Abdullah estaba a medio camino hacia ellos, el rostro contraído y sombrío, un cuchillo en la mano derecha. Entonces comenzó a gritar, cuando se hallaba solo a tres metros de distancia.
Shannon rodó hacia la derecha, alejándose de Tanya, palmeó la pistola que le había quitado al hombre, y se levantó sobre una rodilla, pistola nivelada. Matar había sido como respirar en los últimos ocho años. Había vivido para matar tanto como había vivido para respirar. Había acorralado y asesinado, y siempre se había deleitado en cada muerte. Sula.
Pero ahora que a Sula lo había vencido el amor, y con Abdullah acosándolo como un perro rabioso, se le hacía difícil jalar el gatillo. En el último instante bajó el cañón. La pistola le corcoveó en la mano.
¡Bum!
La bala se alojó en la cadera de Abdullah.
La fuerza del impacto lo hizo girar en el aire y aterrizar de espaldas con un golpe sordo.
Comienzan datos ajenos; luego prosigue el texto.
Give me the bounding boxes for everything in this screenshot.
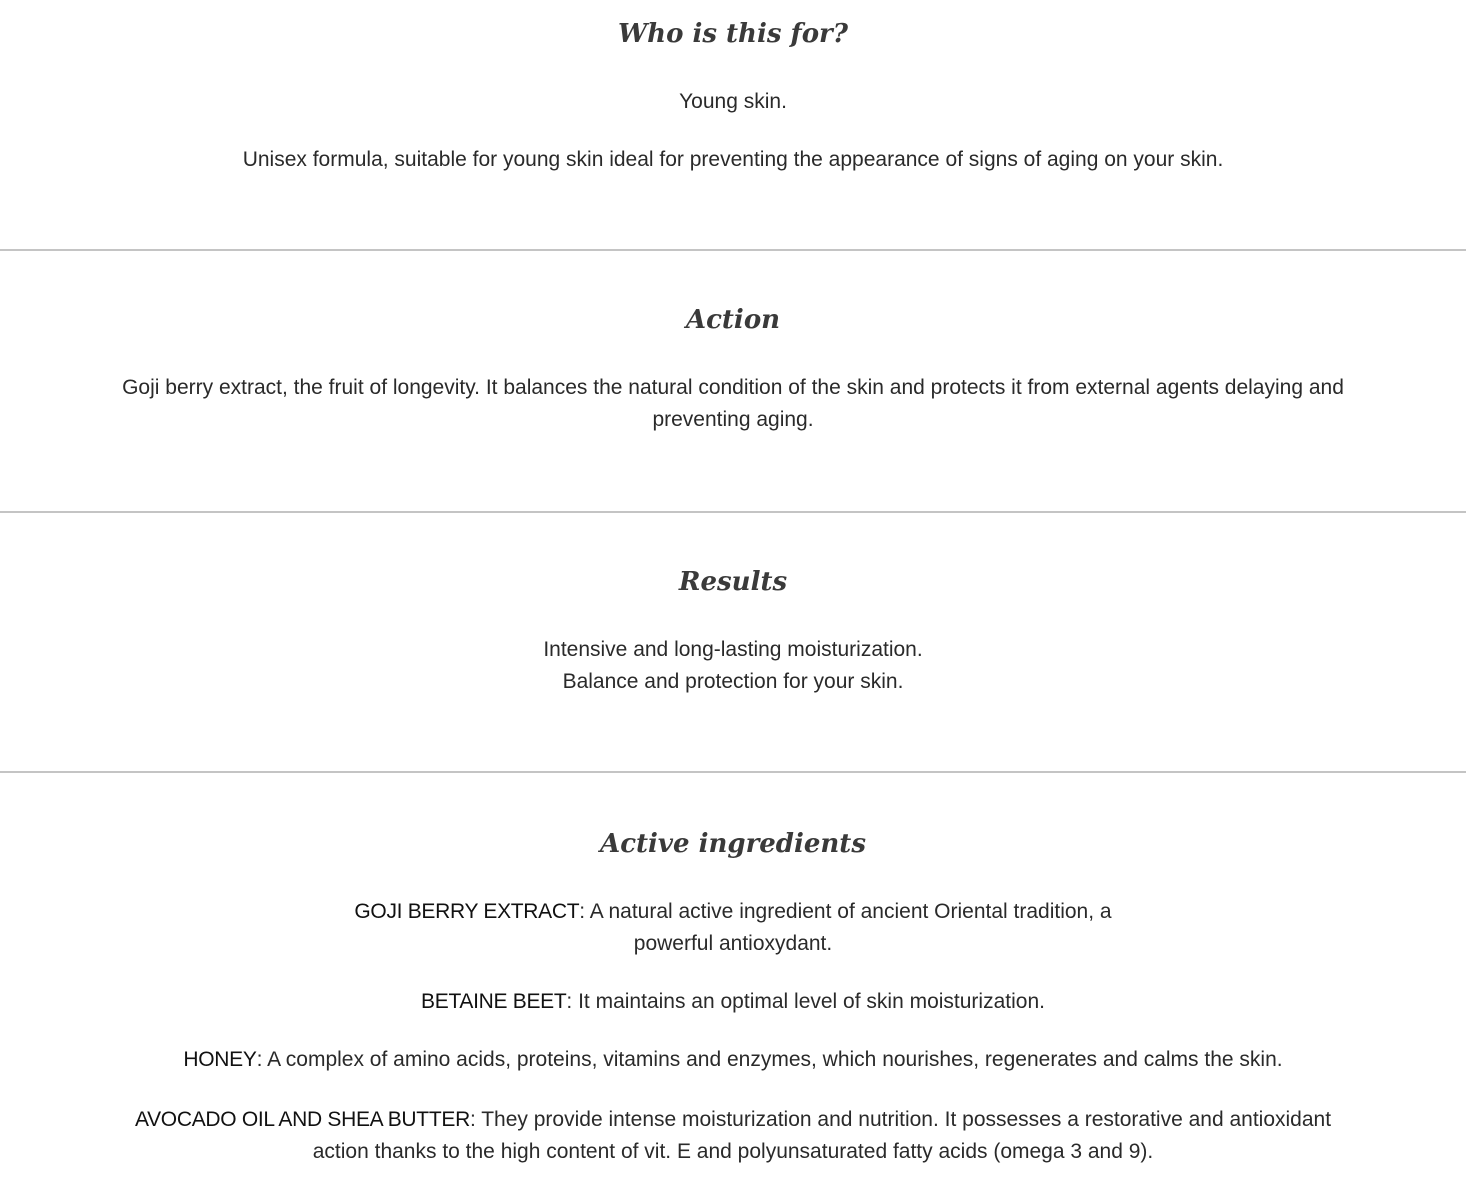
ingredient-desc: : A complex of amino acids, proteins, vitamins and enzymes, which nourishes, regenerates and calms the skin. xyxy=(256,1048,1283,1071)
ingredient-name: HONEY xyxy=(183,1048,257,1071)
ingredient-desc: : It maintains an optimal level of skin moisturization. xyxy=(566,990,1045,1013)
ingredient-name: AVOCADO OIL AND SHEA BUTTER xyxy=(134,1108,470,1131)
ingredient-honey xyxy=(0,1044,1466,1076)
who-line-1: Young skin. xyxy=(679,90,787,113)
action-text: Goji berry extract, the fruit of longevity. It balances the natural condition of the skin and protects it from external agents delaying and preventing aging. xyxy=(122,376,1344,431)
ingredients-heading: Active ingredients xyxy=(600,829,866,859)
results-line-1: Intensive and long-lasting moisturization. xyxy=(543,638,923,661)
divider-2 xyxy=(0,511,1466,513)
divider-1 xyxy=(0,249,1466,251)
ingredient-desc: : A natural active ingredient of ancient Oriental tradition, a powerful antioxydant. xyxy=(579,900,1112,955)
ingredient-goji xyxy=(340,896,1126,960)
ingredient-name: BETAINE BEET xyxy=(421,990,567,1013)
ingredient-desc: : They provide intense moisturization and nutrition. It possesses a restorative and antioxidant action thanks to the high content of vit. E and polyunsaturated fatty acids (omega 3 and 9). xyxy=(312,1108,1332,1163)
ingredient-betaine xyxy=(0,986,1466,1018)
who-line-2: Unisex formula, suitable for young skin ideal for preventing the appearance of signs of aging on your skin. xyxy=(242,148,1224,171)
results-heading: Results xyxy=(678,567,788,597)
divider-3 xyxy=(0,771,1466,773)
ingredient-name: GOJI BERRY EXTRACT xyxy=(354,900,580,923)
results-line-2: Balance and protection for your skin. xyxy=(562,670,904,693)
ingredient-avocado-shea xyxy=(110,1104,1356,1168)
who-heading: Who is this for? xyxy=(617,19,848,49)
action-heading: Action xyxy=(685,305,781,335)
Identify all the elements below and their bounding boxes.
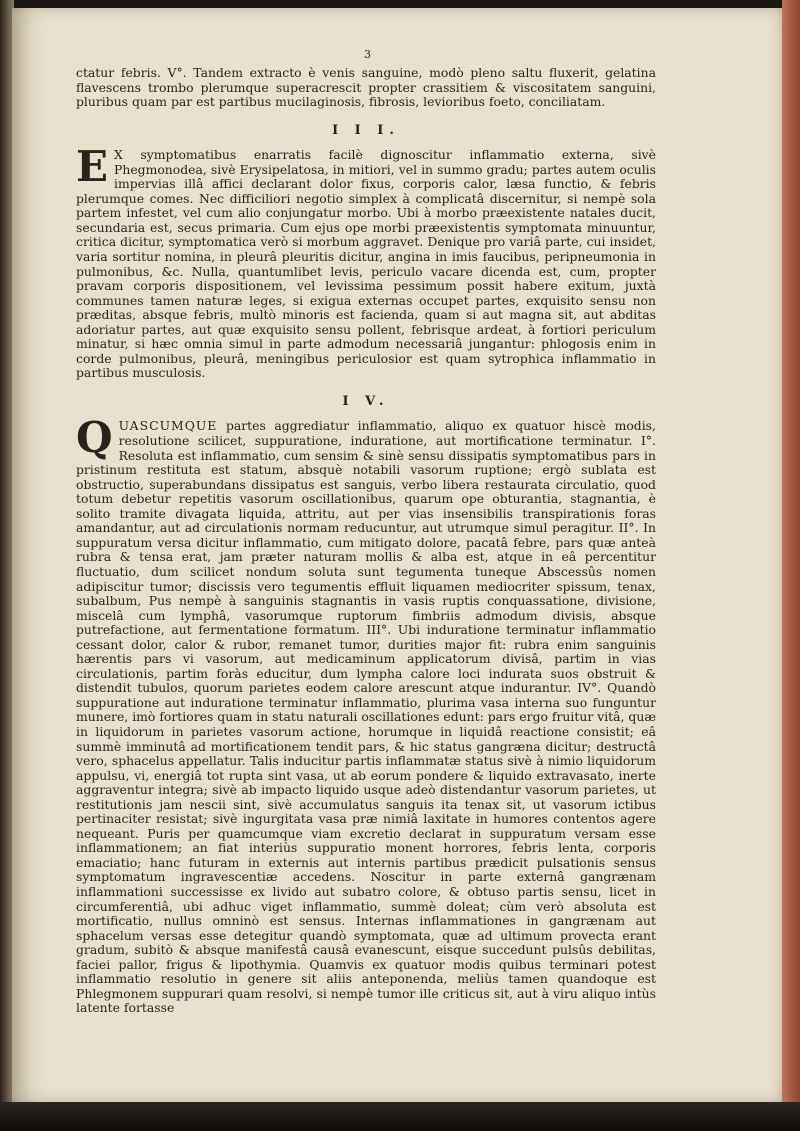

Shannon soltó la pistola y cayó sentado. Cerró los ojos y sollozó. ¿Murió papá para esto? ¿Murió mamá para esto, para que me pudiera convertir en el único hombre que podría parar la bomba?
¿Para esto se había enamorado locamente de una mujer de diecisiete años en la selva?
Los brazos de Tanya le resbalaron por el cuello, y el cálido aliento femenino le rozó la mejilla. Ella lloraba muy suavemente.
«Te amo, Shannon. Y Dios te ama con desesperación».
Él puso los brazos sobre Tanya, y ella pegó el rostro al pecho masculino.
Entonces lloraron juntos, recordando de nuevo la laguna, cada uno perdido en el abrazo del otro, perdidos en el renacimiento del amor.